“We must never forget that we may also find meaning in life even when confronted with a hopeless situation, when facing a fate that cannot be changed. For what then matters is to bear witness to the uniquely human potential at its best, which is to transform a personal tragedy into a triumph, to turn one's predicament into a human achievement. When we are no longer able to change a situation - just think of an incurable disease such as inoperable cancer - we are challenged to change ourselves.”-Victor Frankl
Sometimes things happen in our lives that leave us crying on the floor for hours. We aren’t only sad; we are devastated and full of despair- the worst of all feelings. We can’t see any good of a situation. Maybe we just feel like our lives have no purpose or we just lost a loved one. Though I can’t give you a magic pill that makes everything better, I can offer you some information I have learned about logotherapy.
Logotherapy was created by Viktor Frankl, author of Man’s Search for Meaning. He is a Holocaust survivor who lost his wife and most of his family in the camps. He is also a neurologist, psychiatrist, and an amazing human being.
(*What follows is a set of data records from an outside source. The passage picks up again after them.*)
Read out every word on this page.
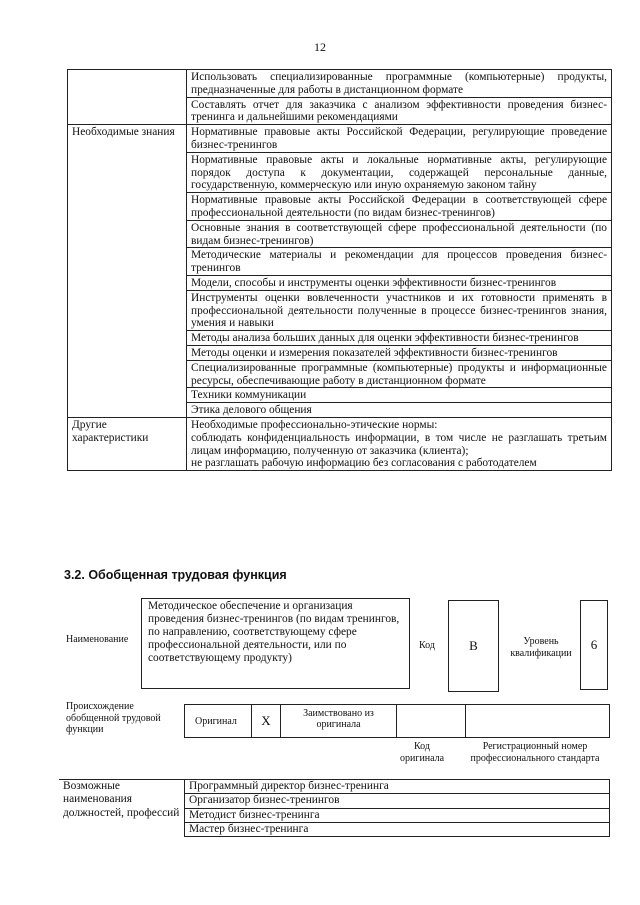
12
	Использовать специализированные программные (компьютерные) продукты, предназначенные для работы в дистанционном формате
	Составлять отчет для заказчика с анализом эффективности проведения бизнес-тренинга и дальнейшими рекомендациями
Необходимые знания	Нормативные правовые акты Российской Федерации, регулирующие проведение бизнес-тренингов
	Нормативные правовые акты и локальные нормативные акты, регулирующие порядок доступа к документации, содержащей персональные данные, государственную, коммерческую или иную охраняемую законом тайну
	Нормативные правовые акты Российской Федерации в соответствующей сфере профессиональной деятельности (по видам бизнес-тренингов)
	Основные знания в соответствующей сфере профессиональной деятельности (по видам бизнес-тренингов)
	Методические материалы и рекомендации для процессов проведения бизнес-тренингов
	Модели, способы и инструменты оценки эффективности бизнес-тренингов
	Инструменты оценки вовлеченности участников и их готовности применять в профессиональной деятельности полученные в процессе бизнес-тренингов знания, умения и навыки
	Методы анализа больших данных для оценки эффективности бизнес-тренингов
	Методы оценки и измерения показателей эффективности бизнес-тренингов
	Специализированные программные (компьютерные) продукты и информационные ресурсы, обеспечивающие работу в дистанционном формате
	Техники коммуникации
	Этика делового общения
Другие характеристики	Необходимые профессионально-этические нормы:
соблюдать конфиденциальность информации, в том числе не разглашать третьим лицам информацию, полученную от заказчика (клиента);
не разглашать рабочую информацию без согласования с работодателем
3.2. Обобщенная трудовая функция
Наименование
Методическое обеспечение и организация проведения бизнес-тренингов (по видам тренингов, по направлению, соответствующему сфере профессиональной деятельности, или по соответствующему продукту)
Код	B	Уровень квалификации
6
Происхождение обобщенной трудовой функции
Оригинал	X	Заимствовано из оригинала		
Код оригинала
Регистрационный номер профессионального стандарта
Возможные наименования должностей, профессий	Программный директор бизнес-тренинга
Организатор бизнес-тренингов
Методист бизнес-тренинга
Мастер бизнес-тренинга
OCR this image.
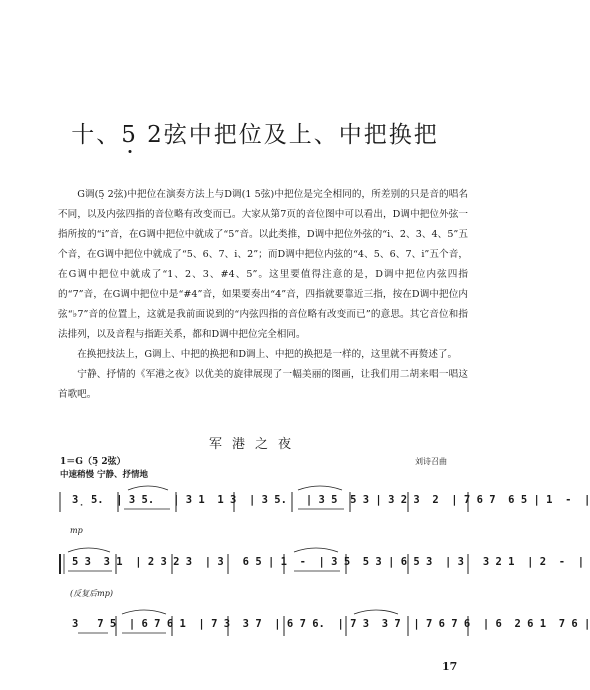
十、5 2弦中把位及上、中把换把

G调(5̣ 2弦)中把位在演奏方法上与D调(1 5弦)中把位是完全相同的，所差别的只是音的唱名不同，以及内弦四指的音位略有改变而已。大家从第7页的音位图中可以看出，D调中把位外弦一指所按的“i̇”音，在G调中把位中就成了“5”音。以此类推，D调中把位外弦的“i̇、2̇、3̇、4̇、5̇”五个音，在G调中把位中就成了“5、6、7、i̇、2̇”；而D调中把位内弦的“4、5、6、7、i̇”五个音，在G调中把位中就成了“1、2、3、#4、5”。这里要值得注意的是，D调中把位内弦四指的“7”音，在G调中把位中是“#4”音，如果要奏出“4”音，四指就要靠近三指，按在D调中把位内弦“♭7”音的位置上，这就是我前面说到的“内弦四指的音位略有改变而已”的意思。其它音位和指法排列，以及音程与指距关系，都和D调中把位完全相同。

在换把技法上，G调上、中把的换把和D调上、中把的换把是一样的，这里就不再赘述了。

宁静、抒情的《军港之夜》以优美的旋律展现了一幅美丽的图画，让我们用二胡来唱一唱这首歌吧。

军港之夜
1＝G（5̣ 2弦）	刘诗召曲
中速稍慢 宁静、抒情地
3̣ 5.  | 3 5.   | 3 1  1 3  | 3 5.   | 3 5  5 3 | 3 2 3  2  | 7 6 7  6 5 | 1  -  |
mp
5 3  3 1  | 2 3 2 3  | 3   6 5 | 1  -  | 3 5  5 3 | 6 5 3  | 3   3 2 1  | 2  -  |
(反复后mp)
3   7 5  | 6 7 6 1  | 7 3  3 7  | 6 7 6.  | 7 3  3 7  | 7 6 7 6  | 6  2 6 1  7 6 |
17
The basic principles of logotherapy:
· - Despite even the most miserable circumstances, life has meaning.
· -The main motivation to live is to find meaning in life
· - It us up to us to use our mind’s freedom to find meaning in what we do and what we experience, or at least how we deal with suffering that is unchangeable.
If you have experienced despair or a tragedy, it might be hard to take in any of the above principles right away. However, if you are open to them, I do believe that after some time you can find meaning to life again. There are many examples of how people have found meaning in tragedy’s that at first seem meaningless. For instance, the beautiful (inside and out) Rachel Scott was killed in the mass shooting at Columbine High School. Her dad and step-mom were both devastated (there’s not much worse than losing a child), but they created a student empowerment program called Rachel’s Challenge. “Rachel's Challenge is a series of student empowering programs and strategies that equip students and adults to combat bullying and allay feelings of isolation and despair by creating a culture of kindness and compassion”
A less tragic example would be me. No, I didn't suffer a huge tragedy, but at one point in my life I was filled with complete despair. Despair means to lose all hope. For moments, I did. I won’t go into why or what I did, but I will tell you I now appreciate and love who I am because of those past moments. I’m a more caring, compassionate, and kind human being because of it. It helps me to understand where other people are coming from, and sometimes even allows me to help them. I now find meaning in my life for those reasons.
Additionally, I’d like to dedicate this post to my Aunt Barb and Uncle Ronnie who both passed away from cancer. Even when dealing with the worst of cancer, they were two of the most loving, caring, and seriously funny people I knew. They made me believe that the people subjected to tragedies or unfortunate events are the people strong enough to find meaning in the situation. Now, every time I face some misfortune, I remind myself that “God”/ the universe won’t give me a situation that I can’t handle.
Hopefully, I have not upset anyone by my words. My only intentions are to help. As I was writing this I kept thinking about the women being tortured in other countries and almost stopped writing. Then I remembered women like Mukhtar Mai who get raped and then start things like this: http://www.mukhtarmai.org/ .
Even in your darkest of days, your life has meaning.